Scrap Processors

Trinidad and Tobago scrap ban leads to arrests

Seven people working in the scrap industry were detained as police and soldiers intervened to break up three days of road blocks and protests in Claxton Bay, Trinidad, against a temporary prohibition of scrap exports. The government’s motive is to crack down on theft, primarily of copper and cables.

The ban is intended to be short term while the government devises a legislative framework to regulate the scrap industry. That will hopefully happen before 28 February so the full duration of the curb will not be needed, attorney general (AG) Reginald Armour has said.

“We are hungry out here,” said scrap iron worker Daniel Joseph. The Trinidad Express newspaper reported him as claiming the ban would result in financial disaster among thousands of workers who would be left without a source of income. Some would be forced into poverty and deprivation.

“Men have rent to pay … the landlord will not want to hear for the next six months. They want us out of the place and right now we have no employment.”

He also said: “[There are] men who needed money to purchase vans and maybe they took out a loan. A loan would not wait for the next six months.”

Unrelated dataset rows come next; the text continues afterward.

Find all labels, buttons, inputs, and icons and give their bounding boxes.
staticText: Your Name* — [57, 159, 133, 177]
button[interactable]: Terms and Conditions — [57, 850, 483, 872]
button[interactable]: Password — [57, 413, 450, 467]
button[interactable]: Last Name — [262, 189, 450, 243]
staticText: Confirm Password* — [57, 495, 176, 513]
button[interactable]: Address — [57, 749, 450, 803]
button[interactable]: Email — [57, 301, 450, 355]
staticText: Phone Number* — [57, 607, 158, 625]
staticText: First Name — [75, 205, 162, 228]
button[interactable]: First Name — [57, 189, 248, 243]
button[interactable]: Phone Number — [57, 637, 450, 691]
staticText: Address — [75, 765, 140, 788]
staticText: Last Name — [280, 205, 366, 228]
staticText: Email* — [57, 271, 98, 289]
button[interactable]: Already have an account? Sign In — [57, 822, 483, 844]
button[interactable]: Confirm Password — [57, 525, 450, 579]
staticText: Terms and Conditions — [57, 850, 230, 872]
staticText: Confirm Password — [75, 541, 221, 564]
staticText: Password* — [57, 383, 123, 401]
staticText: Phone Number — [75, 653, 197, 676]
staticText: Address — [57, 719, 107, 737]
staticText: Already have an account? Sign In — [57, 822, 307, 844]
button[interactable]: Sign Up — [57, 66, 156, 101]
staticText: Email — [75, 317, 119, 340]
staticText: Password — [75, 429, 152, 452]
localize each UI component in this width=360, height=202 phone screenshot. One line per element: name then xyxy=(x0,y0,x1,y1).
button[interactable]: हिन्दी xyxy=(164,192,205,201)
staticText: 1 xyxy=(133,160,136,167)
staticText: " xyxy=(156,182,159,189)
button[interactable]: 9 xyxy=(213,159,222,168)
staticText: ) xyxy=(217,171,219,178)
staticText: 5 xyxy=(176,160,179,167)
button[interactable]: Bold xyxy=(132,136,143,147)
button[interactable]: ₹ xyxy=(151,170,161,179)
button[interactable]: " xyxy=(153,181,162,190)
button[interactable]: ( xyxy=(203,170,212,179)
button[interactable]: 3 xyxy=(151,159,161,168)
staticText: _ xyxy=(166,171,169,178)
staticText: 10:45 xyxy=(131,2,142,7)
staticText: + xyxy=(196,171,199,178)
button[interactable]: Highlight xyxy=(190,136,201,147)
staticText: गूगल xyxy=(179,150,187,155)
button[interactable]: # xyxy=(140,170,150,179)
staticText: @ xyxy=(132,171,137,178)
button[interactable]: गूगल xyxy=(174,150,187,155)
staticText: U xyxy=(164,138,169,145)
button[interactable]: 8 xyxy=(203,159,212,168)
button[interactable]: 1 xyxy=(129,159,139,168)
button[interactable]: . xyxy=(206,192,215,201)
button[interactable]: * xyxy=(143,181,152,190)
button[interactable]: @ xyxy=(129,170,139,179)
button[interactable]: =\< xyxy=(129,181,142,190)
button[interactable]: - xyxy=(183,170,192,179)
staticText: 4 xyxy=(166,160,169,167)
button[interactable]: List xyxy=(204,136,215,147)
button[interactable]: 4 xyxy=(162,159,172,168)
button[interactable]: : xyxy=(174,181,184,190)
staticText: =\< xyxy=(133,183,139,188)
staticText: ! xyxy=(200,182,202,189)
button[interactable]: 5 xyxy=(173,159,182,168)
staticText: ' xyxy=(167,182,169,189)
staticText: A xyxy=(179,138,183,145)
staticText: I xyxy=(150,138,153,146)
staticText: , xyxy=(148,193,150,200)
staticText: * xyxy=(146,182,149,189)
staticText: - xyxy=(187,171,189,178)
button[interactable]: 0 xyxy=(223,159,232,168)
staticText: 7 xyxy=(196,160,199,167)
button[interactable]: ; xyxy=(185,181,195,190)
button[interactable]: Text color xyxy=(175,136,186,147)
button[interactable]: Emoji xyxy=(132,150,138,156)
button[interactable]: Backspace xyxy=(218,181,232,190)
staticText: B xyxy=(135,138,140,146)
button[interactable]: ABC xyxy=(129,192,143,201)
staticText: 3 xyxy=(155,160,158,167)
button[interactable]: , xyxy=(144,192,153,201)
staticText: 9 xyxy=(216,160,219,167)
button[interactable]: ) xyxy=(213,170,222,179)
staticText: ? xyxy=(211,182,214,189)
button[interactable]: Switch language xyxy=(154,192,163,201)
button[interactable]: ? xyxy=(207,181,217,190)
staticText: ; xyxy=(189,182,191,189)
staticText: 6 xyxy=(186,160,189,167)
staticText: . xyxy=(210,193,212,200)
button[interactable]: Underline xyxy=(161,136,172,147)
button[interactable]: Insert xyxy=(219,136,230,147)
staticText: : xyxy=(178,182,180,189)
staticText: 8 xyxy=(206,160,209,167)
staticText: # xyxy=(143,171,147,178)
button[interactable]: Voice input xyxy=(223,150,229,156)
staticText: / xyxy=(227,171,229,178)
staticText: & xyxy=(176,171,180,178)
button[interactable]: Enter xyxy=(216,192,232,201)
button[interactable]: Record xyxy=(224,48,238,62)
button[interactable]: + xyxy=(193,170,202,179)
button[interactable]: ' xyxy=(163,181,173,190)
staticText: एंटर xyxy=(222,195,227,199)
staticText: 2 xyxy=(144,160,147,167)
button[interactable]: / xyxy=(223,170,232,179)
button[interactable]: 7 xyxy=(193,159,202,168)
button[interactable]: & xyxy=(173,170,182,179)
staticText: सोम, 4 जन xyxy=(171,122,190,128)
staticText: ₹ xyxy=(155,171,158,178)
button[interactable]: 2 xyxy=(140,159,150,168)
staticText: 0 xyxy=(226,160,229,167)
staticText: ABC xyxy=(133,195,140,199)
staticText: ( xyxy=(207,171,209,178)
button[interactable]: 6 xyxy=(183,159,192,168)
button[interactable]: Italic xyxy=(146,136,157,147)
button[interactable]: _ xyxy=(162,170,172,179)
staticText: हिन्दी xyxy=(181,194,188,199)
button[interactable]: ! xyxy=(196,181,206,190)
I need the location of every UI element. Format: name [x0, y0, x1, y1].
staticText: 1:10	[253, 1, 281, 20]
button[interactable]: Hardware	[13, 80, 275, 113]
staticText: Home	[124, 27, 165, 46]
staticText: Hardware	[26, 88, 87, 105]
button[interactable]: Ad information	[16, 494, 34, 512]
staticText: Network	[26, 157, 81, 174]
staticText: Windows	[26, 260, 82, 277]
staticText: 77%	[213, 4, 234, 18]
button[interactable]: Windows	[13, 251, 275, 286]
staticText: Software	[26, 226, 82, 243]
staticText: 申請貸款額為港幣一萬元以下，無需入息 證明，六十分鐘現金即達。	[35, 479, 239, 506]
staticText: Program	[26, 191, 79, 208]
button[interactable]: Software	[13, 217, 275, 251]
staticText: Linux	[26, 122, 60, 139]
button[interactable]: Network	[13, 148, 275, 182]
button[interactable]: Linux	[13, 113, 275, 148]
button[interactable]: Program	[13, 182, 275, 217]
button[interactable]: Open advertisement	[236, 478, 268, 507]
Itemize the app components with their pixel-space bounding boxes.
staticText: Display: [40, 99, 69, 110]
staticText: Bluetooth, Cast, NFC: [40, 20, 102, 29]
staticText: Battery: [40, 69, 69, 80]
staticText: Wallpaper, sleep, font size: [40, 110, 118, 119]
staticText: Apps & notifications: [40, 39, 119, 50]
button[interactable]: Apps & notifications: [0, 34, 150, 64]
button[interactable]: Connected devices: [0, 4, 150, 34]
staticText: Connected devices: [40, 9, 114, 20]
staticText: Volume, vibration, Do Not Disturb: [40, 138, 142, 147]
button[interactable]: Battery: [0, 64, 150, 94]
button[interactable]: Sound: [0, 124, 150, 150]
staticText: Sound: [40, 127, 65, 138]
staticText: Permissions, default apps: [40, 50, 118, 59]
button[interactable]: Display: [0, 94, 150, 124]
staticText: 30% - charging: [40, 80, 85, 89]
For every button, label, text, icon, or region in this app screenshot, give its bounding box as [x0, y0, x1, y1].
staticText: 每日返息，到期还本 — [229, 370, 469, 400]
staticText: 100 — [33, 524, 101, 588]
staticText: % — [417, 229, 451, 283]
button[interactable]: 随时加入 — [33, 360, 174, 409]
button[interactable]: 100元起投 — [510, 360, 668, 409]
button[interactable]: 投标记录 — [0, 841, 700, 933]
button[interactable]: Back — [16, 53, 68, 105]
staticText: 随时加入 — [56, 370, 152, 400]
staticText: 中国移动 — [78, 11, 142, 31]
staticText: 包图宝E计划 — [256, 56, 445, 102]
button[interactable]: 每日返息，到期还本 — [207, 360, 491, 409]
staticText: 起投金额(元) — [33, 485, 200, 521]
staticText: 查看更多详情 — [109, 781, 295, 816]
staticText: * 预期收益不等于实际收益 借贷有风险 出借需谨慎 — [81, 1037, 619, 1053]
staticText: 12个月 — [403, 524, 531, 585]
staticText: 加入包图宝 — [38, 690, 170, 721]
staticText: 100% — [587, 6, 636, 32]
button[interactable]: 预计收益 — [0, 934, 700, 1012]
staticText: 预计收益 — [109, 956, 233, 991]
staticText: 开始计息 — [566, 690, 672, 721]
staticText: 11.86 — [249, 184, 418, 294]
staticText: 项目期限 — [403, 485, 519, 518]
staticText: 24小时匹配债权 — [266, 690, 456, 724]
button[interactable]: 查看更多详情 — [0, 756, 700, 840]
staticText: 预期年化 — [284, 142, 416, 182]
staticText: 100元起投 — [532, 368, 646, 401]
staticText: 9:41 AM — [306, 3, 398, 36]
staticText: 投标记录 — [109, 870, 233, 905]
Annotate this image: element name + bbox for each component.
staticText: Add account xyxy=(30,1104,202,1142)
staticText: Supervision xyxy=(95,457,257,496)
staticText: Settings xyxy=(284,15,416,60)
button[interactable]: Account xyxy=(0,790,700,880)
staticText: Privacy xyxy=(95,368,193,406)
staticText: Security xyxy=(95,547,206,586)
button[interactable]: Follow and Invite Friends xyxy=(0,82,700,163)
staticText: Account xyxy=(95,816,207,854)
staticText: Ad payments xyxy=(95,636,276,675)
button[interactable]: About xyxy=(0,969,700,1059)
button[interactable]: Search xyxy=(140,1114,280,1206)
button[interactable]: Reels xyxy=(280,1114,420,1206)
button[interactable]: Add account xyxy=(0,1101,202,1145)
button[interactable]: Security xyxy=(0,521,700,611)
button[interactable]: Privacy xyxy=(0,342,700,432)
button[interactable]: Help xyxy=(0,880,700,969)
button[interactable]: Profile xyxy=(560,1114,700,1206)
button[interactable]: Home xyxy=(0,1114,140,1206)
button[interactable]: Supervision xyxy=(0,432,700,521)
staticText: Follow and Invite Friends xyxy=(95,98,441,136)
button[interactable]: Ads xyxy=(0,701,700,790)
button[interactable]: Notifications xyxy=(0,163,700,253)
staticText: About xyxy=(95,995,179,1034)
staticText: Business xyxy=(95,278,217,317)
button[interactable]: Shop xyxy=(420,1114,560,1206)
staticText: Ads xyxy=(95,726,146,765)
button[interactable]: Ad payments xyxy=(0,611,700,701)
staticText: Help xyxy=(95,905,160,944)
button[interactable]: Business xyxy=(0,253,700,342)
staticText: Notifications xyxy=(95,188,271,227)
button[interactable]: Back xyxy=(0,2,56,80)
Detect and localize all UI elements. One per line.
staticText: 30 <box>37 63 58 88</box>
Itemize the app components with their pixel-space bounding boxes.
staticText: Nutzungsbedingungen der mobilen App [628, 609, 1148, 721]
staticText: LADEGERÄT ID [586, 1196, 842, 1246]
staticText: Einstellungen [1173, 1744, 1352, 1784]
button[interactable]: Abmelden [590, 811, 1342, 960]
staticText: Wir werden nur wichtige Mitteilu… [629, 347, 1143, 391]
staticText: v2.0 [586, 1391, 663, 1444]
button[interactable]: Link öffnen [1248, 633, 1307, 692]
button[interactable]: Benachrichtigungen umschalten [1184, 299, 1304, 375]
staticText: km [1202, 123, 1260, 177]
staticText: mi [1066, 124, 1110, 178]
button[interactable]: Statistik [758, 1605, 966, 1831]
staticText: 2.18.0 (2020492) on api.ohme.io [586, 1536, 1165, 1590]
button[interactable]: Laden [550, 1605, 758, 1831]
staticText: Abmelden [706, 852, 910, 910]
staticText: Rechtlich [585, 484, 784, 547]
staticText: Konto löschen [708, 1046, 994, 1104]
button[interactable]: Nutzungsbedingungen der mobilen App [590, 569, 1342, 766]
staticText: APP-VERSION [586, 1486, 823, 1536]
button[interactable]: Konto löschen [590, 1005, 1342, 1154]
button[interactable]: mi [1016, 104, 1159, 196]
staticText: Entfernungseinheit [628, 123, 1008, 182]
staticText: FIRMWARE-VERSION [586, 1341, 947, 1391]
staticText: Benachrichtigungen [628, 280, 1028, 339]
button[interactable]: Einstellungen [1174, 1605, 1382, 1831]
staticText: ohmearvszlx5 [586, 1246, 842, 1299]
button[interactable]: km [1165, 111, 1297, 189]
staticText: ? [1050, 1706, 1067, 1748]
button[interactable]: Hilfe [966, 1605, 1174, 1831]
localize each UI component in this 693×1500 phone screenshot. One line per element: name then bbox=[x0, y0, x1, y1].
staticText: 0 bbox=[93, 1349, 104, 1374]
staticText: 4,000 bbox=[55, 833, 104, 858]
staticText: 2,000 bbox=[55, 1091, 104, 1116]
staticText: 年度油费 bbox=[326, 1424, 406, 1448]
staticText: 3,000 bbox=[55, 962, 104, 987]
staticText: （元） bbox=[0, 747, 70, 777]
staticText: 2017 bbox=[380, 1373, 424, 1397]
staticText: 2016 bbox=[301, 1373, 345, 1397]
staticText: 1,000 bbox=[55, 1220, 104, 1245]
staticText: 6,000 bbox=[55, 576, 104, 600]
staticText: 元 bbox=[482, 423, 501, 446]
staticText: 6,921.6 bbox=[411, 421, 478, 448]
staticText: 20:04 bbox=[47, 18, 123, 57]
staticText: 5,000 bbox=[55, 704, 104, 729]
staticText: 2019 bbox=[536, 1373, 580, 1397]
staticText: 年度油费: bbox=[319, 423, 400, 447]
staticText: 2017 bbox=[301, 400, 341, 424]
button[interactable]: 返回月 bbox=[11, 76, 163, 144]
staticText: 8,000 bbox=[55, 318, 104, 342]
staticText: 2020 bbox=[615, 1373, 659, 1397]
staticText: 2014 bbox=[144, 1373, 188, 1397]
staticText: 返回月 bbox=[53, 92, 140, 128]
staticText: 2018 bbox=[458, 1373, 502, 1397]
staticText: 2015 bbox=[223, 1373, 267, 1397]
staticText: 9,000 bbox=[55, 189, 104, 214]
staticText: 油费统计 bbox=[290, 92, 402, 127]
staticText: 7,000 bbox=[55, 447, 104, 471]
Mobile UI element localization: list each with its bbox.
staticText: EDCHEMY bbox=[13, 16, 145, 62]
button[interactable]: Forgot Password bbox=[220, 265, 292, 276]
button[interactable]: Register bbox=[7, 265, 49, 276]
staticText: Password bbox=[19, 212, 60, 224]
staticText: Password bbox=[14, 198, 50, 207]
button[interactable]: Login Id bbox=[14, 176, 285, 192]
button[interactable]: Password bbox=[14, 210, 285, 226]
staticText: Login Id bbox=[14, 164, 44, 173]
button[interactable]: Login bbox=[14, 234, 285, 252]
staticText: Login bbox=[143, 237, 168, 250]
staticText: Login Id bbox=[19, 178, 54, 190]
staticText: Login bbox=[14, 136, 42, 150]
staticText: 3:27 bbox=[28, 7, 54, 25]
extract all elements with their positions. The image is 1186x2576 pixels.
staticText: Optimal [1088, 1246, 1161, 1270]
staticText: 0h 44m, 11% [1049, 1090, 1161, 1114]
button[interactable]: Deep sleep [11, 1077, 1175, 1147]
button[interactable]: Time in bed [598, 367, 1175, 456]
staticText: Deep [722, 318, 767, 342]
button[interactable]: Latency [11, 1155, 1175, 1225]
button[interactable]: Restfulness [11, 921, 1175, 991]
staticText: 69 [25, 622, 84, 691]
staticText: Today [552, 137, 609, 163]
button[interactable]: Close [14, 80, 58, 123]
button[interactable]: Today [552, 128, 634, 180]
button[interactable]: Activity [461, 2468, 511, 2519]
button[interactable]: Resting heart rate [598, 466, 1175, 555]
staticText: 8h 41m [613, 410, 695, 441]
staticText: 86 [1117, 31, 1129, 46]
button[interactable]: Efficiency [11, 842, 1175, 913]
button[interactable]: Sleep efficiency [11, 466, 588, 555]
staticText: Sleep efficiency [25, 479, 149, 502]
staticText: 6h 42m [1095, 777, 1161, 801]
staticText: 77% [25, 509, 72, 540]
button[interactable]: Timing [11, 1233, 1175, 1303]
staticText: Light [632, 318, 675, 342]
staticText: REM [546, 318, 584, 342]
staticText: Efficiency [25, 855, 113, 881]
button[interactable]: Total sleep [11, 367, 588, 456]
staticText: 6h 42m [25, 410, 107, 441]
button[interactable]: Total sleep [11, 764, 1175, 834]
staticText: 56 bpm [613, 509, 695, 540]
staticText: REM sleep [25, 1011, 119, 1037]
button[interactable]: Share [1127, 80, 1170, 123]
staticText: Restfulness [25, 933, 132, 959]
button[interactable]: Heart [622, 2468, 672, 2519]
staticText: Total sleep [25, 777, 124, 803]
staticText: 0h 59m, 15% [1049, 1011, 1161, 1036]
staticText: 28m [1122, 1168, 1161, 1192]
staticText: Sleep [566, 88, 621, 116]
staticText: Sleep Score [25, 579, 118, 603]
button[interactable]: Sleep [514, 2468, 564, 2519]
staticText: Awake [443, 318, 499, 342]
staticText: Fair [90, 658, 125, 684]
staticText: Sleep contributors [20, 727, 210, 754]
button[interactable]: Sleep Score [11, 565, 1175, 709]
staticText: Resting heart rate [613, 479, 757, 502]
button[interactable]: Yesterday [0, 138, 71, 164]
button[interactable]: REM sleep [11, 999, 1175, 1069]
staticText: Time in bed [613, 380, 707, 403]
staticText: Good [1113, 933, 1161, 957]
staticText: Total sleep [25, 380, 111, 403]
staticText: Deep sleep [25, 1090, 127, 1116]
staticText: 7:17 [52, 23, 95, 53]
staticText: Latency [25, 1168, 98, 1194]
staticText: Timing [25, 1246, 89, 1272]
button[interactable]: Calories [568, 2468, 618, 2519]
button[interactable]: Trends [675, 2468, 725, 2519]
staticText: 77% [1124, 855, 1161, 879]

Joseph said all he and his fellow workers were asking was the chance to earn an honest dollar, especially in the current economic climate when it is not easy to find alternative employment.

Criticising the heavy police presence, he added: “Hungry people are angry people. Trust me, you don’t want to have a hungry mob in your hand.”

The state should reconsider its move because of the escalating crime and poverty facing communities, said local resident Kenroy Dopwell.

He questioned if the authorities are really thinking about how people are impacted. “All the government is doing is creating more crime. The pressure of daily living is falling on the population …

“I am appealing to AG Armour to look out for poor people and their children. People need the scrap iron hustle. They convert it to turn into wealth. Have a heart for poor people,” he said.

The government imposed the export ban after an increase in thefts of public infrastructure, including copper and fibre optic cables worth millions of dollars from telcom TSTT which have left tens of thousands of customers without telephone and internet services. Copper and batteries have been stolen from the National Gas Company, copper cable and antennas from a radio station as well as government-owned I-beams and steel poles.